Scenario 3: Helping to pay off high-interest debt. A parent or relative helps a young adult pay off their credit card debt with the promise they won't run up further balances. Easier said than done. So, what does the giver do? Pass judgement every time they see that person buy something or go somewhere? Make an issue of it? Or just resolve not to be so generous in the future?
All these scenarios are ripe for misunderstanding—and guilt. Parents also may guilt kids by thinking they gave them money but now never see them. Kids may feel that if they want to keep getting money, they have to show up for Sunday dinner. That's not great for anyone, and it doesn't have to be that way.
Have the conversation before you accept
There are several reasons someone may choose to share their wealth during their lifetime. Certainly, there are tax motivations. But the primary reason for respondents in the Schwab survey was to offer general financial support for family and to help with milestones like a wedding, home purchase, or starting a business.
To me, gifting often includes an element of wanting to pass down values and opinions. If you're the recipient, the question is—are they yours? The giver may have certain expectations of what you should do with the money and how you live your life. Can you live up to those expectations, and what might happen if you don't?

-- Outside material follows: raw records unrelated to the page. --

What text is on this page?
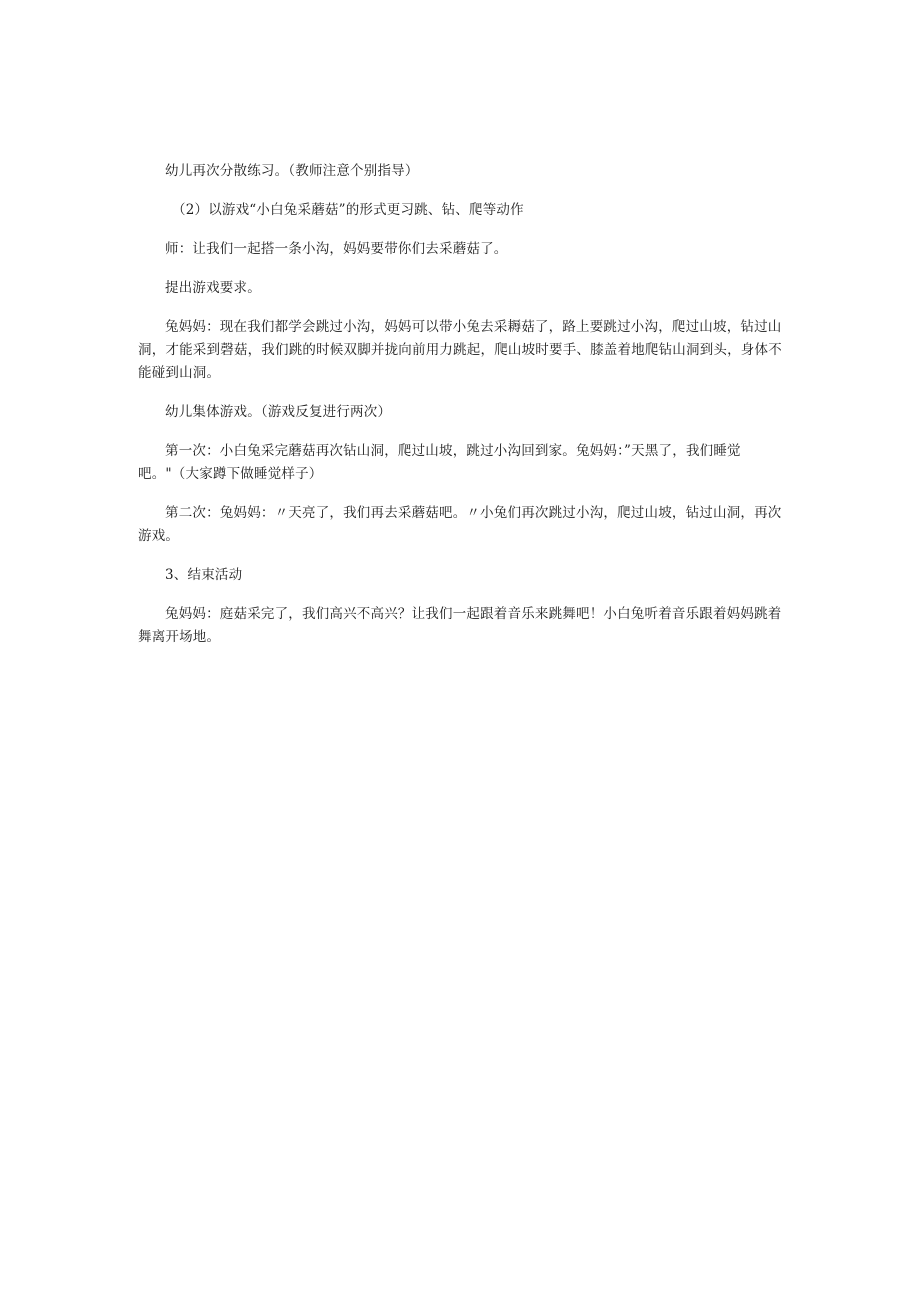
幼儿再次分散练习。（教师注意个别指导）

（2）以游戏“小白兔采蘑菇”的形式更习跳、钻、爬等动作

师：让我们一起搭一条小沟，妈妈要带你们去采蘑菇了。

提出游戏要求。

兔妈妈：现在我们都学会跳过小沟，妈妈可以带小兔去采耨菇了，路上要跳过小沟，爬过山坡，钻过山洞，才能采到磬菇，我们跳的时候双脚并拢向前用力跳起，爬山坡时要手、膝盖着地爬钻山洞到头，身体不能碰到山洞。

幼儿集体游戏。（游戏反复进行两次）

第一次：小白兔采完蘑菇再次钻山洞，爬过山坡，跳过小沟回到家。兔妈妈：”天黑了，我们睡觉吧。"（大家蹲下做睡觉样子）

第二次：兔妈妈：〃天亮了，我们再去采蘑菇吧。〃小兔们再次跳过小沟，爬过山坡，钻过山洞，再次游戏。

3、结束活动

兔妈妈：庭菇采完了，我们高兴不高兴？让我们一起跟着音乐来跳舞吧！小白兔听着音乐跟着妈妈跳着舞离开场地。
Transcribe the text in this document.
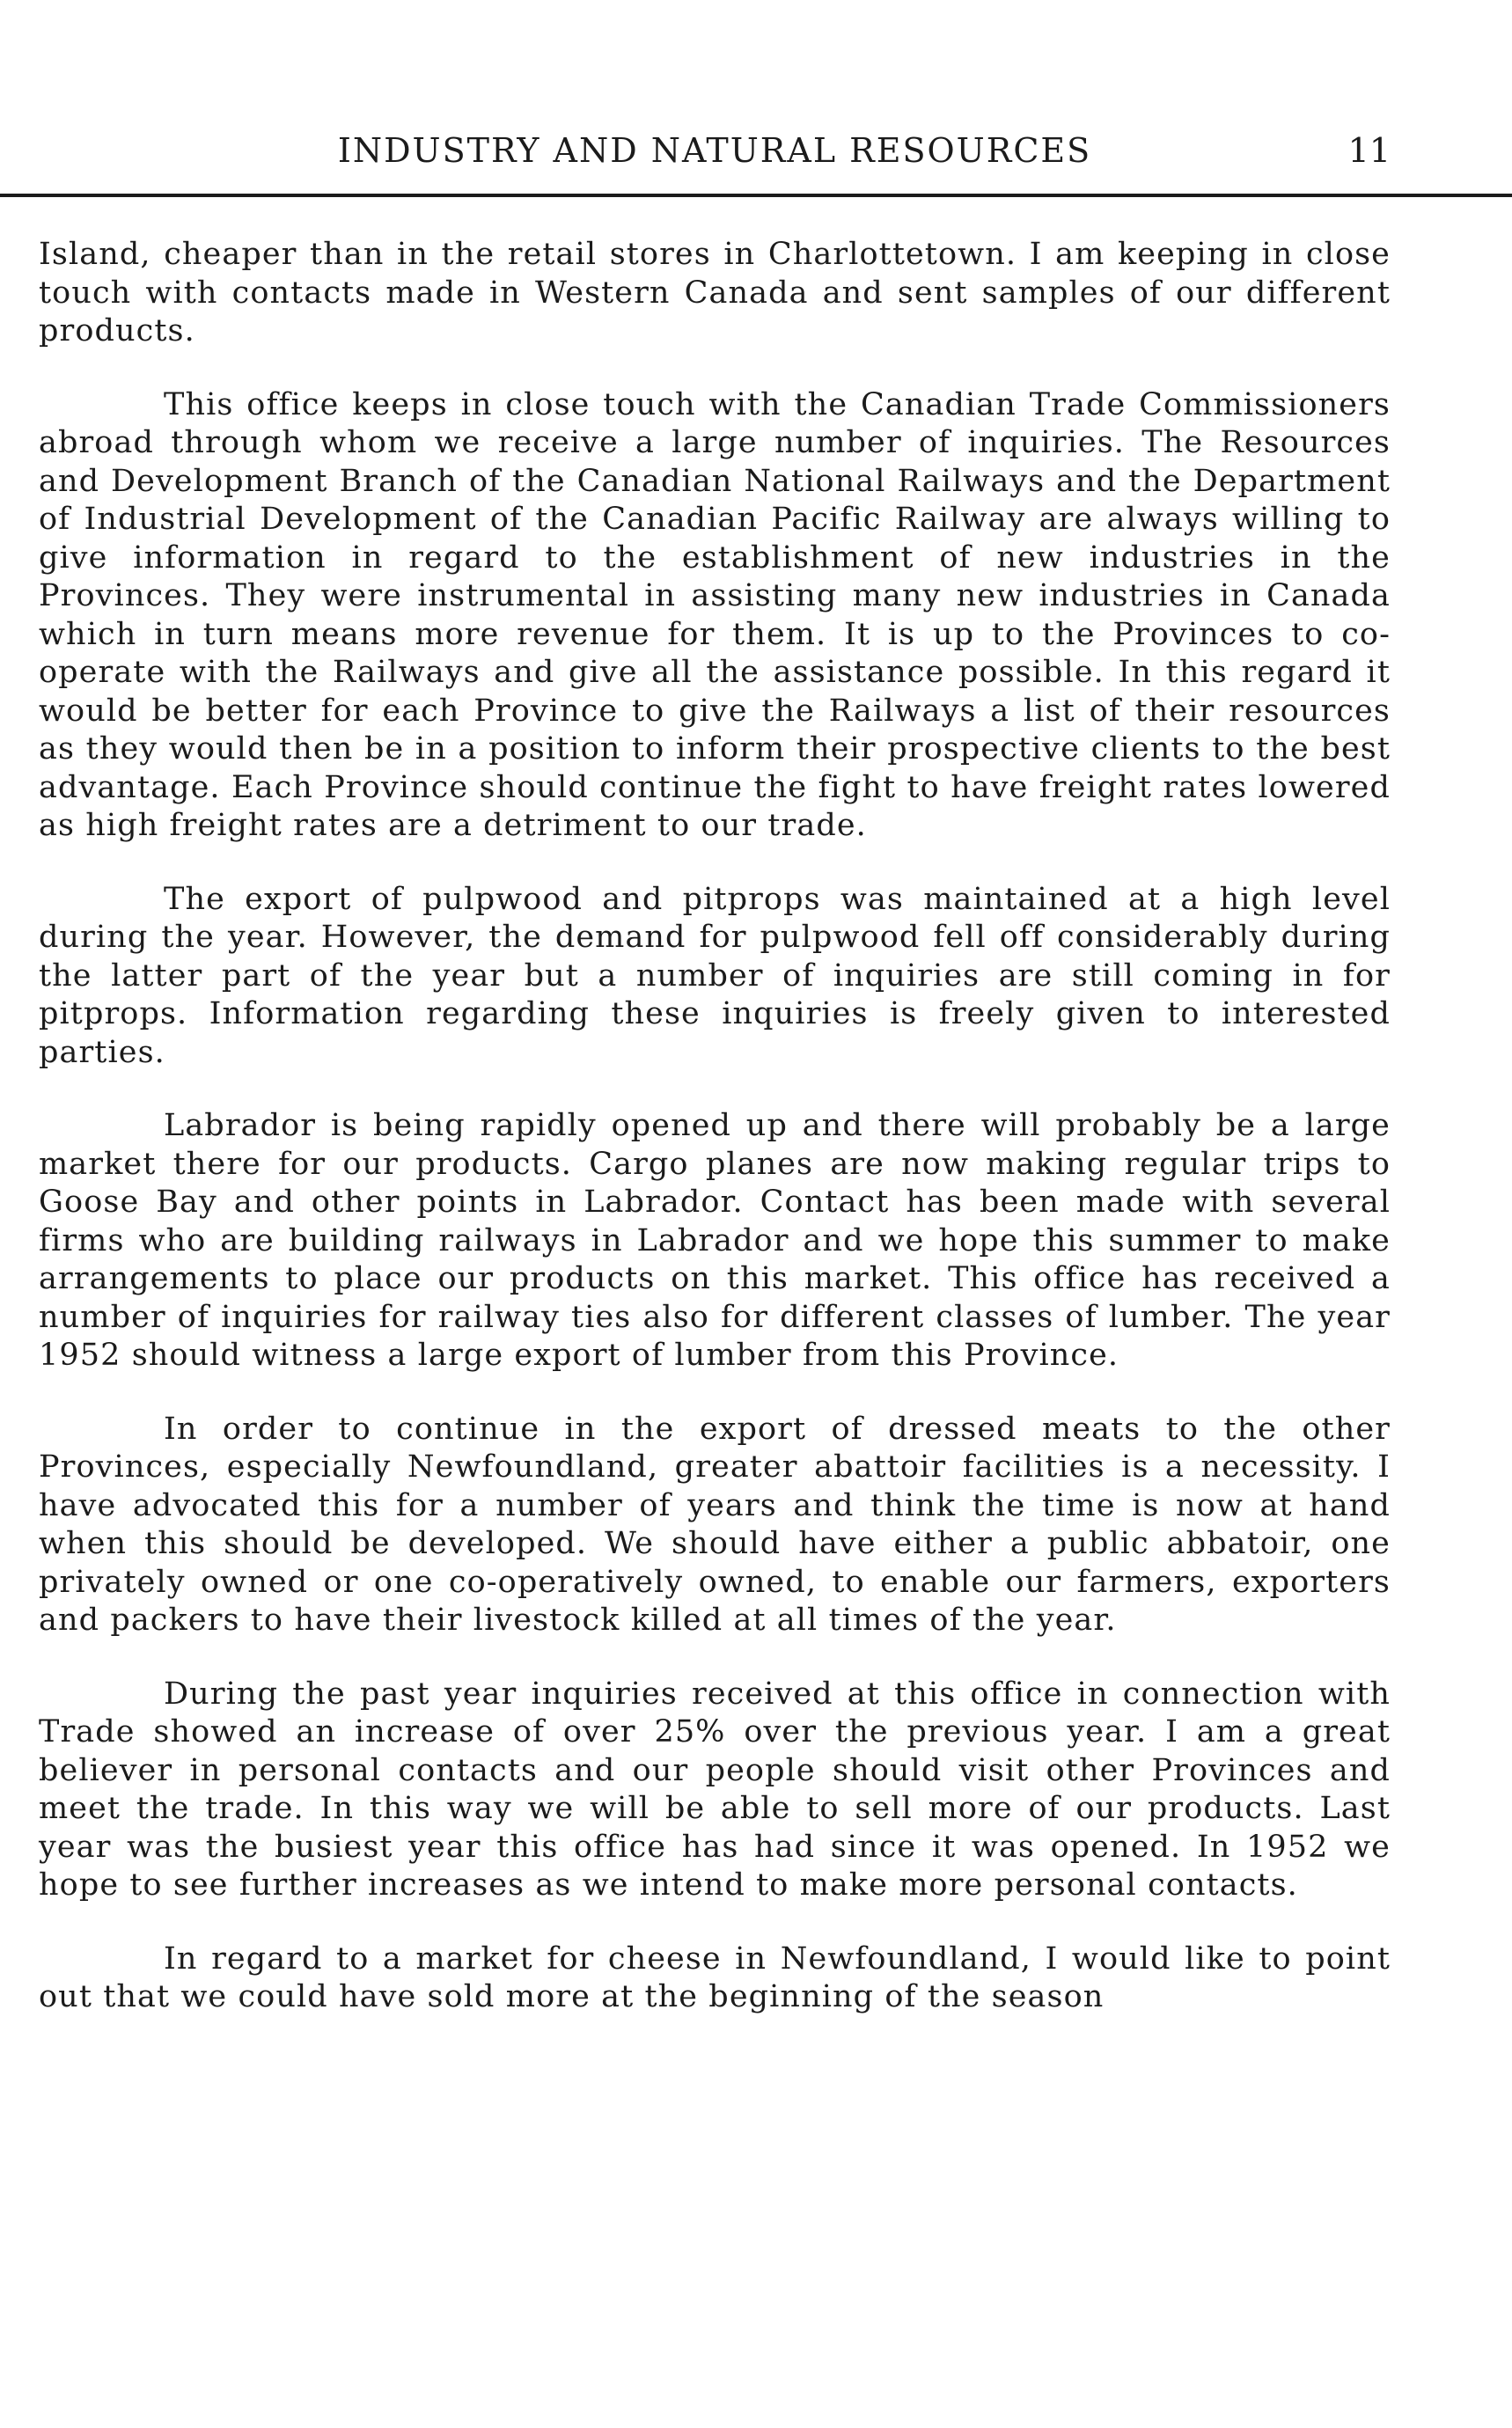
INDUSTRY AND NATURAL RESOURCES	11

Island, cheaper than in the retail stores in Charlottetown. I am keeping in close touch with contacts made in Western Canada and sent samples of our different products.

This office keeps in close touch with the Canadian Trade Commissioners abroad through whom we receive a large number of inquiries. The Resources and Development Branch of the Canadian National Railways and the Department of Industrial Development of the Canadian Pacific Railway are always willing to give information in regard to the establishment of new industries in the Provinces. They were instrumental in assisting many new industries in Canada which in turn means more revenue for them. It is up to the Provinces to co-operate with the Railways and give all the assistance possible. In this regard it would be better for each Province to give the Railways a list of their resources as they would then be in a position to inform their prospective clients to the best advantage. Each Province should continue the fight to have freight rates lowered as high freight rates are a detriment to our trade.

The export of pulpwood and pitprops was maintained at a high level during the year. However, the demand for pulpwood fell off considerably during the latter part of the year but a number of inquiries are still coming in for pitprops. Information regarding these inquiries is freely given to interested parties.

Labrador is being rapidly opened up and there will probably be a large market there for our products. Cargo planes are now making regular trips to Goose Bay and other points in Labrador. Contact has been made with several firms who are building railways in Labrador and we hope this summer to make arrangements to place our products on this market. This office has received a number of inquiries for railway ties also for different classes of lumber. The year 1952 should witness a large export of lumber from this Province.

In order to continue in the export of dressed meats to the other Provinces, especially Newfoundland, greater abattoir facilities is a necessity. I have advocated this for a number of years and think the time is now at hand when this should be developed. We should have either a public abbatoir, one privately owned or one co-operatively owned, to enable our farmers, exporters and packers to have their livestock killed at all times of the year.

During the past year inquiries received at this office in connection with Trade showed an increase of over 25% over the previous year. I am a great believer in personal contacts and our people should visit other Provinces and meet the trade. In this way we will be able to sell more of our products. Last year was the busiest year this office has had since it was opened. In 1952 we hope to see further increases as we intend to make more personal contacts.

In regard to a market for cheese in Newfoundland, I would like to point out that we could have sold more at the beginning of the season
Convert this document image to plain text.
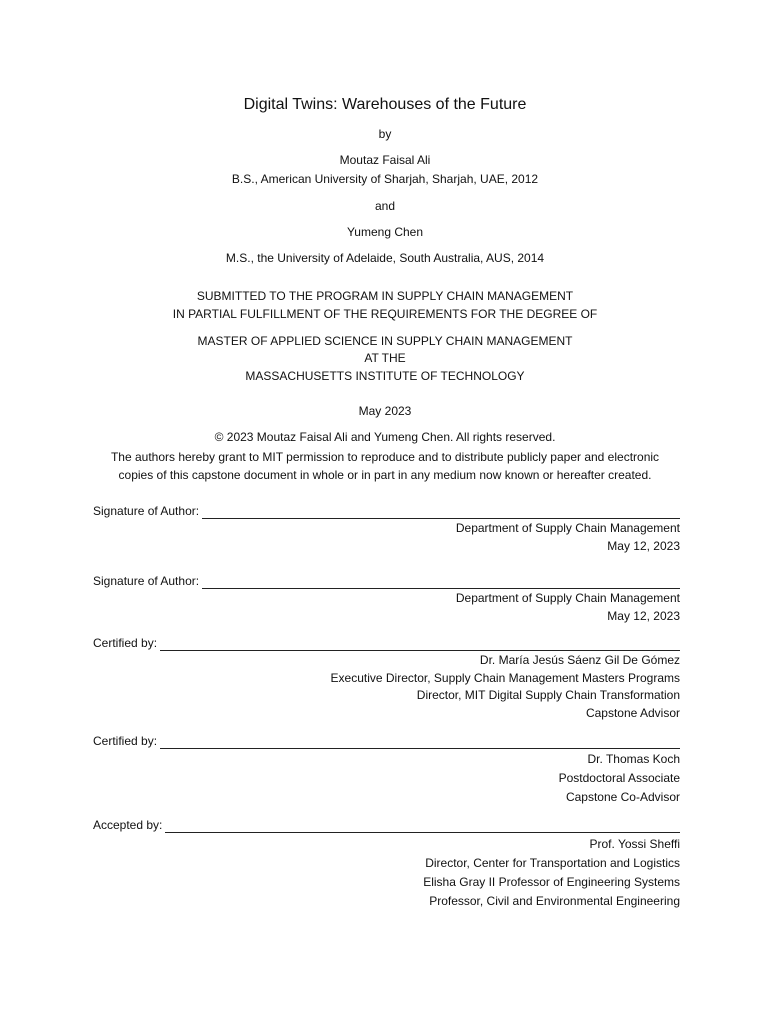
Digital Twins: Warehouses of the Future
by
Moutaz Faisal Ali
B.S., American University of Sharjah, Sharjah, UAE, 2012
and
Yumeng Chen
M.S., the University of Adelaide, South Australia, AUS, 2014
SUBMITTED TO THE PROGRAM IN SUPPLY CHAIN MANAGEMENT
IN PARTIAL FULFILLMENT OF THE REQUIREMENTS FOR THE DEGREE OF
MASTER OF APPLIED SCIENCE IN SUPPLY CHAIN MANAGEMENT
AT THE
MASSACHUSETTS INSTITUTE OF TECHNOLOGY
May 2023
© 2023 Moutaz Faisal Ali and Yumeng Chen. All rights reserved.
The authors hereby grant to MIT permission to reproduce and to distribute publicly paper and electronic
copies of this capstone document in whole or in part in any medium now known or hereafter created.
Signature of Author:
Department of Supply Chain Management
May 12, 2023
Signature of Author:
Department of Supply Chain Management
May 12, 2023
Certified by:
Dr. María Jesús Sáenz Gil De Gómez
Executive Director, Supply Chain Management Masters Programs
Director, MIT Digital Supply Chain Transformation
Capstone Advisor
Certified by:
Dr. Thomas Koch
Postdoctoral Associate
Capstone Co-Advisor
Accepted by:
Prof. Yossi Sheffi
Director, Center for Transportation and Logistics
Elisha Gray II Professor of Engineering Systems
Professor, Civil and Environmental Engineering
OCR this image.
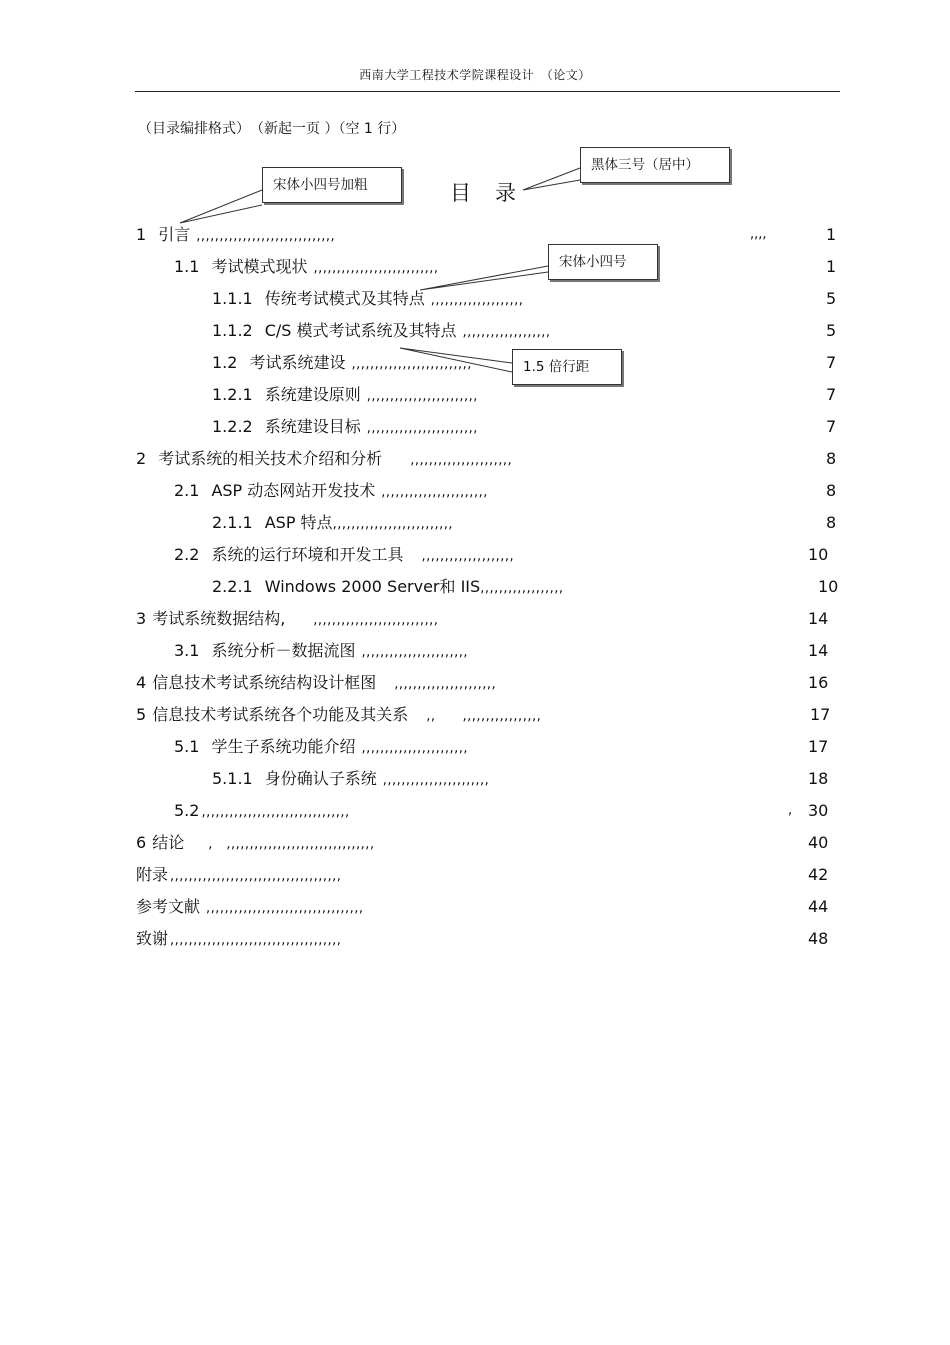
西南大学工程技术学院课程设计　（论文）
（目录编排格式）　（新起一页 ）（空 1 行）
目录
黑体三号（居中）
宋体小四号加粗
宋体小四号
1.5 倍行距
1 引言 ,,,,,,,,,,,,,,,,,,,,,,,,,,,,,,	,,,,	1
1.1 考试模式现状 ,,,,,,,,,,,,,,,,,,,,,,,,,,,	1
1.1.1 传统考试模式及其特点 ,,,,,,,,,,,,,,,,,,,,	5
1.1.2 C/S 模式考试系统及其特点 ,,,,,,,,,,,,,,,,,,,	5
1.2 考试系统建设 ,,,,,,,,,,,,,,,,,,,,,,,,,,	7
1.2.1 系统建设原则 ,,,,,,,,,,,,,,,,,,,,,,,,	7
1.2.2 系统建设目标 ,,,,,,,,,,,,,,,,,,,,,,,,	7
2 考试系统的相关技术介绍和分析 ,,,,,,,,,,,,,,,,,,,,,,	8
2.1 ASP 动态网站开发技术 ,,,,,,,,,,,,,,,,,,,,,,,	8
2.1.1 ASP 特点,,,,,,,,,,,,,,,,,,,,,,,,,,	8
2.2 系统的运行环境和开发工具 ,,,,,,,,,,,,,,,,,,,,	10
2.2.1 Windows 2000 Server和 IIS,,,,,,,,,,,,,,,,,,	10
3 考试系统数据结构, ,,,,,,,,,,,,,,,,,,,,,,,,,,,	14
3.1 系统分析－数据流图 ,,,,,,,,,,,,,,,,,,,,,,,	14
4 信息技术考试系统结构设计框图 ,,,,,,,,,,,,,,,,,,,,,,	16
5 信息技术考试系统各个功能及其关系 ,,　　,,,,,,,,,,,,,,,,,	17
5.1 学生子系统功能介绍 ,,,,,,,,,,,,,,,,,,,,,,,	17
5.1.1 身份确认子系统 ,,,,,,,,,,,,,,,,,,,,,,,	18
5.2 ,,,,,,,,,,,,,,,,,,,,,,,,,,,,,,,,	, 30
6 结论 ,　,,,,,,,,,,,,,,,,,,,,,,,,,,,,,,,,	40
附录 ,,,,,,,,,,,,,,,,,,,,,,,,,,,,,,,,,,,,,	42
参考文献 ,,,,,,,,,,,,,,,,,,,,,,,,,,,,,,,,,,	44
致谢 ,,,,,,,,,,,,,,,,,,,,,,,,,,,,,,,,,,,,,	48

On the positive side, over half the parents who responded in the Schwab survey say they have discussed, or plan to discuss, the gifts in advance with their families. I think that's essential. To avoid conflict and guilt, you need to be honest and open about how your ideas regarding what to do with the money may differ. If there are too many strings attached, you can respectfully decline. You might say that while you appreciate the willingness to help, you're just really trying to do it on your own. Or that you think it would be detrimental to your relationship if you accept their conditions and then can't live up to them.
While gifting is a wonderful way for families to offer help and encouragement, it isn't always straightforward. Often, it's about more than passing down wealth—it's about passing down purpose. For the sake of family harmony, make sure your purposes are aligned before you give or accept.